You also did a Japanese mini-series called Banana Chips?
"I did. It was a Japanese television show. I acted in it."
How odd is that?
"It's not odd, cause I was doing a lot of work in Japan a million years ago when Mystery Train did come out. The film did really well there, so because of that, I did some modeling in Japan, and directed some commercials and music videos, and whatnot, and then I got offered a job acting in this Japanese TV show. It was shot here in New York, so it was no big deal."
So there was no sort of Lost in Translation culture shock thing happening for you?
"No, I had been there several times. I haven't been there in years, but I'm planning to go back soon. I have a couple kids I haven't seen... from about three different women... I'm kidding."
You also write for comic books.
"I did. And I would like to."
And you don't anymore because they didn't sell?
"Yeah, I guess. It was my fault. I picked the wrong artist."
So, this mocumentary sounds really interesting. Any idea when it's getting released, and if we'll see it here?
"This one probably has more of a chance of getting seen than anything I've done because of the subject matter. There've been a lot of really great documentaries, like Capturing the Friedmans, Stevie. Even though my film's fake, it still touches on what's going on right now."
What else is up?
"I'm doing a real documentary with my sister, Joie, on this woman, Susan Batson, she's amazing.
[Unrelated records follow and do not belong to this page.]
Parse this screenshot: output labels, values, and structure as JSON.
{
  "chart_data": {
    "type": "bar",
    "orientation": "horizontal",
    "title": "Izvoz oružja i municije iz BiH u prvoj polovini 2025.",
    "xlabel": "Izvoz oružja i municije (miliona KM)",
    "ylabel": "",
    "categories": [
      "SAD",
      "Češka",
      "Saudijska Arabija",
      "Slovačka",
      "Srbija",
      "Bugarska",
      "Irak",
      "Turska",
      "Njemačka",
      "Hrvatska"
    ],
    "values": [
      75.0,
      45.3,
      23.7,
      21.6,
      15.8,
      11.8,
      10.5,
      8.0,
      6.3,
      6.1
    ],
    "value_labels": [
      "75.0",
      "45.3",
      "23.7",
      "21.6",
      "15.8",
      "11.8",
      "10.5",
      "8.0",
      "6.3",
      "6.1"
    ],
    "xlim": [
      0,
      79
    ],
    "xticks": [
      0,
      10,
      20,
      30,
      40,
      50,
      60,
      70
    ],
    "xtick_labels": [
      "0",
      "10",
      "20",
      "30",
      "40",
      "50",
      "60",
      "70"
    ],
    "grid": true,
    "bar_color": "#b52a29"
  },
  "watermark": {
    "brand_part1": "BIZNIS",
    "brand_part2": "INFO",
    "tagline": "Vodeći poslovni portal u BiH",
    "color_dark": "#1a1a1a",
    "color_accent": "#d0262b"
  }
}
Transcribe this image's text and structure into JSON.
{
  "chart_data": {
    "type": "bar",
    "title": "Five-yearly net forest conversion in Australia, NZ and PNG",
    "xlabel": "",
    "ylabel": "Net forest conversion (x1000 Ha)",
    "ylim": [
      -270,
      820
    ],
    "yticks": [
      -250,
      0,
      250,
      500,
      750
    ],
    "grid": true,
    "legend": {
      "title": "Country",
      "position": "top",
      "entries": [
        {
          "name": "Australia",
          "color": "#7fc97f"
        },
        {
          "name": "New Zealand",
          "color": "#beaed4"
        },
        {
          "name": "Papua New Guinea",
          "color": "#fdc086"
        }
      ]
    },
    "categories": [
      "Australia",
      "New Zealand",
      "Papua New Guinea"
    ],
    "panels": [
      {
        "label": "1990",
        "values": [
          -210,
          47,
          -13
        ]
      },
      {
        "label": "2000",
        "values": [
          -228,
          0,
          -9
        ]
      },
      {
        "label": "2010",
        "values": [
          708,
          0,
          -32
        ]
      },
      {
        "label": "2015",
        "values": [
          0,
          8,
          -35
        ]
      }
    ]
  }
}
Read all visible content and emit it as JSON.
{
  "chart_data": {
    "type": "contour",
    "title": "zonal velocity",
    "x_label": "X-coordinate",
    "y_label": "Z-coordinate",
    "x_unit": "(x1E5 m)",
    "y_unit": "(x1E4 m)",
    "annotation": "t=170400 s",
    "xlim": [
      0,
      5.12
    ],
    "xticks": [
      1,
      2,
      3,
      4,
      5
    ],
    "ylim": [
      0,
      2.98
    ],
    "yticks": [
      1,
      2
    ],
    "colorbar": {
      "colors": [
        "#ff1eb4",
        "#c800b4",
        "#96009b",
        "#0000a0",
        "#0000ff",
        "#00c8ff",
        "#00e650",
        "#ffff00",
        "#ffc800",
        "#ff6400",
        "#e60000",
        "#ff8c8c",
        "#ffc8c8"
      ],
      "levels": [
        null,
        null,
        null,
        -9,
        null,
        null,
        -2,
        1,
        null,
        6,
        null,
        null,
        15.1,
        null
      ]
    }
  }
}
She's an acting coach, and she coaches Tom Cruise. Nicole Kidman thanked her in her Oscar speech, J-Lo, Puffy. She's an amazing black woman that my sister was going to when she started out. I also took a class with her. So we've been working on this documentary with her. I've been working on this for a year and a half. Her method is very intense."
Will we see you again in front of the camera?
"Not unless you see me coming out of a court house, maybe."